As a child I sat by the banks of the river, dreaming. Whether the sun was red, or the clouds hung over the top of the reeds, I faced it, bravely. Whenever I sat by the river, I forgot about hardships, I thought only of the future, what could happen, what I wanted to happen. I looked at the river and expected stepping stones to appear, a boat to take me across, or a fairy to secure my passage.
As I turned away from the river of my childhood, to face uncertainty on a different continent, I wished my legs were longer. I thought then I would surely be able to cross it.
Growing up I felt unsettled, like a nose out of joint, a book out of the library, a worm on the turn. I stagnated, I had no flow and no direction.

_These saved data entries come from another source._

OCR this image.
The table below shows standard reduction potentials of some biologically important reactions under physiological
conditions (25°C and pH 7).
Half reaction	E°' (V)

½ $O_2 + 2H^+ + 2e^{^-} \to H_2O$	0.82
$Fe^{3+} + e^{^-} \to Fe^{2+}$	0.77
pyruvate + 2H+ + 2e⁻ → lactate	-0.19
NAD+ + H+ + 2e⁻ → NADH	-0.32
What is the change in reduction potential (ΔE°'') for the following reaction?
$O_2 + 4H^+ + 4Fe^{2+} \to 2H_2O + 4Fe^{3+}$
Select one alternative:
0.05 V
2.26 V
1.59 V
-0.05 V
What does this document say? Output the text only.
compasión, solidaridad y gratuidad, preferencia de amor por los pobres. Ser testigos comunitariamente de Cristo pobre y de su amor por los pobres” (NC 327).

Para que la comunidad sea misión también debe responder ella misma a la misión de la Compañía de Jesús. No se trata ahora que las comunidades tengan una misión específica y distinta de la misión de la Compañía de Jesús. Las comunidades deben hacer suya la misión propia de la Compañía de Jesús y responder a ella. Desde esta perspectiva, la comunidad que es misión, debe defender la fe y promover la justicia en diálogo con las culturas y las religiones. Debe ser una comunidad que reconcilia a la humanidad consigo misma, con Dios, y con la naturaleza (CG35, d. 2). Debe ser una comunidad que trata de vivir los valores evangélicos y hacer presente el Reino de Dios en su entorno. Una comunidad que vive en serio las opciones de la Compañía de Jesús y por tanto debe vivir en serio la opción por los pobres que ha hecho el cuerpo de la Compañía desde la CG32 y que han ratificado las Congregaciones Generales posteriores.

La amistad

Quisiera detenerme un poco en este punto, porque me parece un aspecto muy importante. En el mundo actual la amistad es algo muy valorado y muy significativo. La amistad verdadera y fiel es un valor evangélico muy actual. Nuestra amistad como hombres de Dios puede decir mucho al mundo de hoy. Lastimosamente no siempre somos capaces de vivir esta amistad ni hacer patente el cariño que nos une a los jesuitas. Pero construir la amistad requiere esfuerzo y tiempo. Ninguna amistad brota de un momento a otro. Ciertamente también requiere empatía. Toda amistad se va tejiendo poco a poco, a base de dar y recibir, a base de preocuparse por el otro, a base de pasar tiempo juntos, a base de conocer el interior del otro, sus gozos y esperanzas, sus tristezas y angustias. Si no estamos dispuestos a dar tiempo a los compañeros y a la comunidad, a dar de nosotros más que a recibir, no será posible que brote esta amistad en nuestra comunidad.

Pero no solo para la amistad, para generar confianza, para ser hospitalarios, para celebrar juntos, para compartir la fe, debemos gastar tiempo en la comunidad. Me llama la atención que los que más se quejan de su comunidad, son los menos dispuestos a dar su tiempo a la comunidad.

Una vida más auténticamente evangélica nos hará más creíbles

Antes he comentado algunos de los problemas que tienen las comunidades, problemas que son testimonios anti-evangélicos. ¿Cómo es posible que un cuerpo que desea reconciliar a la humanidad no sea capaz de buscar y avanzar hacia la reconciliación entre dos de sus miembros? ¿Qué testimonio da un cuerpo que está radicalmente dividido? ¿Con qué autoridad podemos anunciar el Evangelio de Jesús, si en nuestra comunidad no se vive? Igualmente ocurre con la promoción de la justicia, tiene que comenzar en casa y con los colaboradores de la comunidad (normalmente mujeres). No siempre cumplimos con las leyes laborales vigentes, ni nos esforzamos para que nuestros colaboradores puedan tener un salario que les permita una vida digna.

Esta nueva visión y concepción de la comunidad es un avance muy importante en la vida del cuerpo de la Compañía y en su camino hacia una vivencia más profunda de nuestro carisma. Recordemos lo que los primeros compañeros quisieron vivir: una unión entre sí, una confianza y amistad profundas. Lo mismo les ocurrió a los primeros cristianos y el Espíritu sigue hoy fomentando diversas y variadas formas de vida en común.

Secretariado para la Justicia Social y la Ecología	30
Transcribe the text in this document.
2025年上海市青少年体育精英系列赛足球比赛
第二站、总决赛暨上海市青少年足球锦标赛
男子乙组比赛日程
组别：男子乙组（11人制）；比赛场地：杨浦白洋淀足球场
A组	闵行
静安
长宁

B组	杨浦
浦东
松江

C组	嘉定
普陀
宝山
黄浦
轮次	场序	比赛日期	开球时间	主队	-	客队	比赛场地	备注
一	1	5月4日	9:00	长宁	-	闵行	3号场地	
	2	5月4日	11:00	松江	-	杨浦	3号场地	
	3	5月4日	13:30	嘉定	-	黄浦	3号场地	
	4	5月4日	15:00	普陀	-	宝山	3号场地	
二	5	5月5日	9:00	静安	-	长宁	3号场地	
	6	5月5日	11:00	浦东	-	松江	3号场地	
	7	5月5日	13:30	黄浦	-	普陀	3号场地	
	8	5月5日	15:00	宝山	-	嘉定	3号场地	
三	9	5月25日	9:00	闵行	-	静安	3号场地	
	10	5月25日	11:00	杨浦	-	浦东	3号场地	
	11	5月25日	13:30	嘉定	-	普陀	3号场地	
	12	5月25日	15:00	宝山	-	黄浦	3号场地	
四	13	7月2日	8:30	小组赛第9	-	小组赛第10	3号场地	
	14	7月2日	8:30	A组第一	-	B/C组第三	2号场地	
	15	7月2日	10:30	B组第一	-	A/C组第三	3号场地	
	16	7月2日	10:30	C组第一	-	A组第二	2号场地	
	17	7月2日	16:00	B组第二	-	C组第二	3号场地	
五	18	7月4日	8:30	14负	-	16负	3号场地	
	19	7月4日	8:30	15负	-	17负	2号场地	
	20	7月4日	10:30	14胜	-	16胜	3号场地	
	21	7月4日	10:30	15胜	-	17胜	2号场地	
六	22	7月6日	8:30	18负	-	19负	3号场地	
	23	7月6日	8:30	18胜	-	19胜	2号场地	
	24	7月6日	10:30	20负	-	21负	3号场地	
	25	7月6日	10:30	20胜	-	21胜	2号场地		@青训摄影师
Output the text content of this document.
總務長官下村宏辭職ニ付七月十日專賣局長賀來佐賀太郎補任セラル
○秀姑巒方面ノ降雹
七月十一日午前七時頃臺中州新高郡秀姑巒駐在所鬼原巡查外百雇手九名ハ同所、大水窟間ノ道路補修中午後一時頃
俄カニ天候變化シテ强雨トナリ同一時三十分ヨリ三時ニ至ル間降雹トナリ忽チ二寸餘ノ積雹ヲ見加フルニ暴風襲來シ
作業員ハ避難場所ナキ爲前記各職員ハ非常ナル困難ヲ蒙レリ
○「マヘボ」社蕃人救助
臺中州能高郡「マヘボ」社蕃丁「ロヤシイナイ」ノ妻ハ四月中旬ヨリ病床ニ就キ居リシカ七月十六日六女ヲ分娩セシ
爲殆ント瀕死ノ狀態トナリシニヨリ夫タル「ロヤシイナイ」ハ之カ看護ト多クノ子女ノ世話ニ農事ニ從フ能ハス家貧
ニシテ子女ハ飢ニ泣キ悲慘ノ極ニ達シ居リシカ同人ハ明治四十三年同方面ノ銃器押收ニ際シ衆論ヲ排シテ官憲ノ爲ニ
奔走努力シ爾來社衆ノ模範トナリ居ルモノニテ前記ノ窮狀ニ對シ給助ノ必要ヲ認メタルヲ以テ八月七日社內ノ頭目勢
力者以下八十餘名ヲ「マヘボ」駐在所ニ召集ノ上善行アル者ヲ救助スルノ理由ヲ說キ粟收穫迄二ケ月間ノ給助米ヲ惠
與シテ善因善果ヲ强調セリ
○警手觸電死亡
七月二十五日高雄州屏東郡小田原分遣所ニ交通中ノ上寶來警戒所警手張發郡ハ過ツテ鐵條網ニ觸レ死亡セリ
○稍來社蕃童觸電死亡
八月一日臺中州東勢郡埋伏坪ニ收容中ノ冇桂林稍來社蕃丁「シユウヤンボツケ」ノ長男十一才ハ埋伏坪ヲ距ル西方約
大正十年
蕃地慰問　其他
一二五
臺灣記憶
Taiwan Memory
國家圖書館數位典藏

As an adult, I returned once again to the river. I looked at its wide mouth, it felt like freedom and I wanted to see what the other side would feel like. I looked at my legs, they were still not long enough to stretch to my destiny.
Looking closer, I saw below me a break in the water. Arising from the water was a woman, dressed in robes that shone with rich colour. Her voice was like a song; like a bubbling brook; like every dream I had ever had. Her words were not conventional, I could not repeat them, but they went straight into my heart, and it soared. It went over the river, taking me with it. Pulling me, and guiding me. I felt quite breathless and more than a little giddy. I reached the other side.
Turning to see the woman, I saw she was dropping back into the water. The sunset over her head was like a halo, burnt orange, fading to ochre and she, if a colour, would be gold, although it was like nothing I had ever seen before. I waved and looked at the path ahead of me. I could see hills, mountains, winding paths and straight ones. Dirt, floods and famines. It was all mine, waiting. And I stepped into it gratefully. Ready to finally begin.